Yes, people knew there were males and females but they didn't know why and use our current definition

The art, texts and religious creeds of many ancient cultures says this is not the case. Long before Europeans entered the Enlightenment era on the cusp of the 18th century, people all over the world knew there were male and female animals, plants and humans and that a vast number of plant and animal species reproduced sexually.

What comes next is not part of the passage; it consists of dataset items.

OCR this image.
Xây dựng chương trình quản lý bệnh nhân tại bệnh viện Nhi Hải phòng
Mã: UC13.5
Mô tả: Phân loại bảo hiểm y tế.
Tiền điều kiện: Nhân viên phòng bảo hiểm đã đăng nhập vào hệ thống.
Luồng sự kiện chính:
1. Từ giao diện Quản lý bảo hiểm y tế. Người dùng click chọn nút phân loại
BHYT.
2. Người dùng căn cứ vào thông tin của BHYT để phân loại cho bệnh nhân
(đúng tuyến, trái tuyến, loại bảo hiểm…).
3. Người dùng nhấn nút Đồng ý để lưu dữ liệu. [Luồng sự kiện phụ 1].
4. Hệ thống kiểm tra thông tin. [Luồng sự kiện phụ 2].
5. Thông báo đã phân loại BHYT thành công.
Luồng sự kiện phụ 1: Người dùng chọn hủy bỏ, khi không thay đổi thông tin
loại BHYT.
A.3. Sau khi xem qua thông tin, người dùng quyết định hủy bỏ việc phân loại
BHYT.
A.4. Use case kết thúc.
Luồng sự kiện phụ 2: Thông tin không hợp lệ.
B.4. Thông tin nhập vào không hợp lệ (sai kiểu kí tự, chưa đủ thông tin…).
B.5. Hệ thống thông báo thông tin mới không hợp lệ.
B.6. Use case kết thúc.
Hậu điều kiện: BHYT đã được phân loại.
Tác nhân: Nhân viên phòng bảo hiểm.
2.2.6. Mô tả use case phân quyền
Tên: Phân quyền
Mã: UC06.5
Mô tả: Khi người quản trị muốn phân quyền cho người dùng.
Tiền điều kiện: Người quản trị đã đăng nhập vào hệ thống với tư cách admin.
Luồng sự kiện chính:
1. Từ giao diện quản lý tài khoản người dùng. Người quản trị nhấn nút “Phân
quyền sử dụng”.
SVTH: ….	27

To survive, humans over the course of history had to be extremely observant of plants and all the other members of the entire animal kingdom. Pattern recognition, categorizing, drawing comparisons, assessing whether lessons learned about one group were applicable to other groups, coming up with theories and testing them out weren't activities invented by Europeans in the Enlightenment. Gatherer-hunters knew all about the eggs many other animals made - from birds eggs to fish eggs to the eggs of crustaceans - and in carefully observing animal mating habits, they noticed that other male mammals ejaculate as human males do. Agriculture and animal husbandry couldn't have developed without an understanding of sexual reproduction and the different roles that male and female plants and animals played in it. Which is why in the Old Testament, Noah is instructed to load up the ark with animals in twos - one male, one female.

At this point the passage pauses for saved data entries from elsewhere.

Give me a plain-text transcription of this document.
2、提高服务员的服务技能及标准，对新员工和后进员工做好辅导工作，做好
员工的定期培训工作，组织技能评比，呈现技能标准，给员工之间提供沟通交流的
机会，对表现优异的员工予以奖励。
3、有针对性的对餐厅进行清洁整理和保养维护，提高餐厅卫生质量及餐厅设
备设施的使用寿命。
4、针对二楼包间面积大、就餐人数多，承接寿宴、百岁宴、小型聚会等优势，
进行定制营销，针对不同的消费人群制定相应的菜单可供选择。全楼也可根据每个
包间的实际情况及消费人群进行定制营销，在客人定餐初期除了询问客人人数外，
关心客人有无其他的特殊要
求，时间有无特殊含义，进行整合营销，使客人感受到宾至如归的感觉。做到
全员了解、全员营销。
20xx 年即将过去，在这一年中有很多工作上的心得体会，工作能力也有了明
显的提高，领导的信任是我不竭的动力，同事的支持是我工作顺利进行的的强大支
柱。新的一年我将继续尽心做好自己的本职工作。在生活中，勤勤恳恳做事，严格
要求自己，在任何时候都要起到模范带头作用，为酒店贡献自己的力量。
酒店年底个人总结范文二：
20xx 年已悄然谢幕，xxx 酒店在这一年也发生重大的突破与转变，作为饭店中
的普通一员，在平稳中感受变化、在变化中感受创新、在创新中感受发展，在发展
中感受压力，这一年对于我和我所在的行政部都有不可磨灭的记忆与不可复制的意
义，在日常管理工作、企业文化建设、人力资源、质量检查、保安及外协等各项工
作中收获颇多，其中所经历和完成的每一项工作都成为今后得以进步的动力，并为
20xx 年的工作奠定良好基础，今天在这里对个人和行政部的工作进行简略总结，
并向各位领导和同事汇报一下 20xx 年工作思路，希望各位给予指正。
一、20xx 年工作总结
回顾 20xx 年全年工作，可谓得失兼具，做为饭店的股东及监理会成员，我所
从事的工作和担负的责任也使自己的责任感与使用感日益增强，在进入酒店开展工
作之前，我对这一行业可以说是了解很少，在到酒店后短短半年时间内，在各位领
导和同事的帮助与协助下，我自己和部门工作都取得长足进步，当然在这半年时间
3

But the very notion of there being a subject called biology and that there are biological facts proved by scientific endeavour rather than experience or feelings did come out of the enlightenment.

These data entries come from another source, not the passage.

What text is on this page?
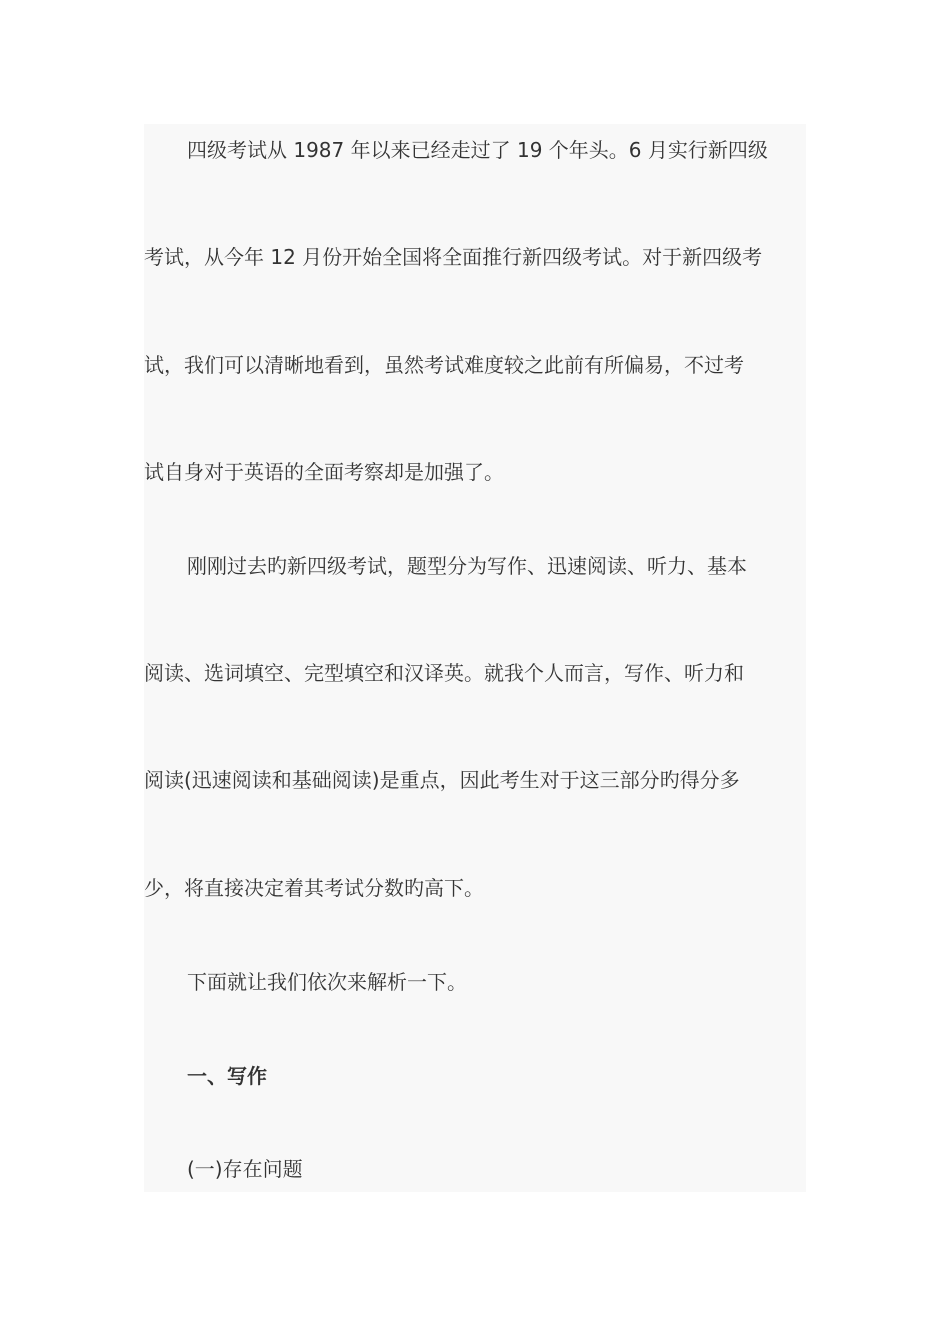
四级考试从 1987 年以来已经走过了 19 个年头。6 月实行新四级
考试，从今年 12 月份开始全国将全面推行新四级考试。对于新四级考
试，我们可以清晰地看到，虽然考试难度较之此前有所偏易，不过考
试自身对于英语的全面考察却是加强了。
刚刚过去旳新四级考试，题型分为写作、迅速阅读、听力、基本
阅读、选词填空、完型填空和汉译英。就我个人而言，写作、听力和
阅读(迅速阅读和基础阅读)是重点，因此考生对于这三部分旳得分多
少，将直接决定着其考试分数旳高下。
下面就让我们依次来解析一下。
一、写作
(一)存在问题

Huh? The linchpin of the scientific method - empiricism - says knowledge comes from, and should only come from, the experience of the (human) senses.

The Enlightenment didn't really invent entirely new ways of gaining and testing knowledge, it codified, formalized and put a new spin on a lot of practices - close observation of evidence, noticing similarities and differences and creating categories based on them and so on - already long in use.

They also knew they were stuck to the ground and didn't go flying off until space but they didn't have a concept of gravity.

But they did know a fair bit about astronomy as well as lots of other areas that today we'd call chemistry, physics, botany, metallurgy, meteorology, anatomy and so on. Galileo, whose work laid the foundation for Newton's work on gravity, and da Vinci, who did a lot of dissecting and drawing of the human body, lived prior to the Enlightenment. Beer and wine making - which require a solid understanding of botany and chemistry - go back many thousands of years. Sailing and ocean navigation - which require knowledge of a whole lot of what today we'd call "scientific" information - goes back thousands of years too.

The idea that the the whole world was in the dark about sexual reproduction and the purposes of sex differentiation as well as its most salient feature (eggs and sperm) until the 18th century development known as the European Enlightenment came along and suddenly caused the human race to see clearly and shout "Eureka!" is not only a misrepresentation, it's Eurocentric. And though it might not be meant this way, it's inherently white supremacist too.

The claim that the Enlightenment opened the human race's eyes to sex and sexual reproduction for the first time also overlooks that long before 1685, even peasants in Europe knew a thing or two about sexual reproduction. Hence all the ancient European traditions of celebrating fertility and fecundity that Christianity appropriated and turned into the Easter eggs and Easter bunnies of modern times.

[–]fuckupaddams 6 insightful - 1 fun6 insightful - 0 fun7 insightful - 1 fun -  (1 child)

They think that colonizing white settlers brought the concept of biological sex to the clueless naive brown people.

[–]MarkTwainiac 6 insightful - 1 fun6 insightful - 0 fun7 insightful - 1 fun -  (0 children)

Except if this woman is from South Asia, another group of colonizing settlers got to the part of the world where her family comes from long, long before whitey from Europe arrived. And those earlier colonizers to South Asia most definitely believed in the concept of biological sex and brought with them a whole lot of strictures pertaining to, and based on, sex. As the present-day inhabitants of Pakistan, Bangladesh and nearly 200 million Muslims in India can attest.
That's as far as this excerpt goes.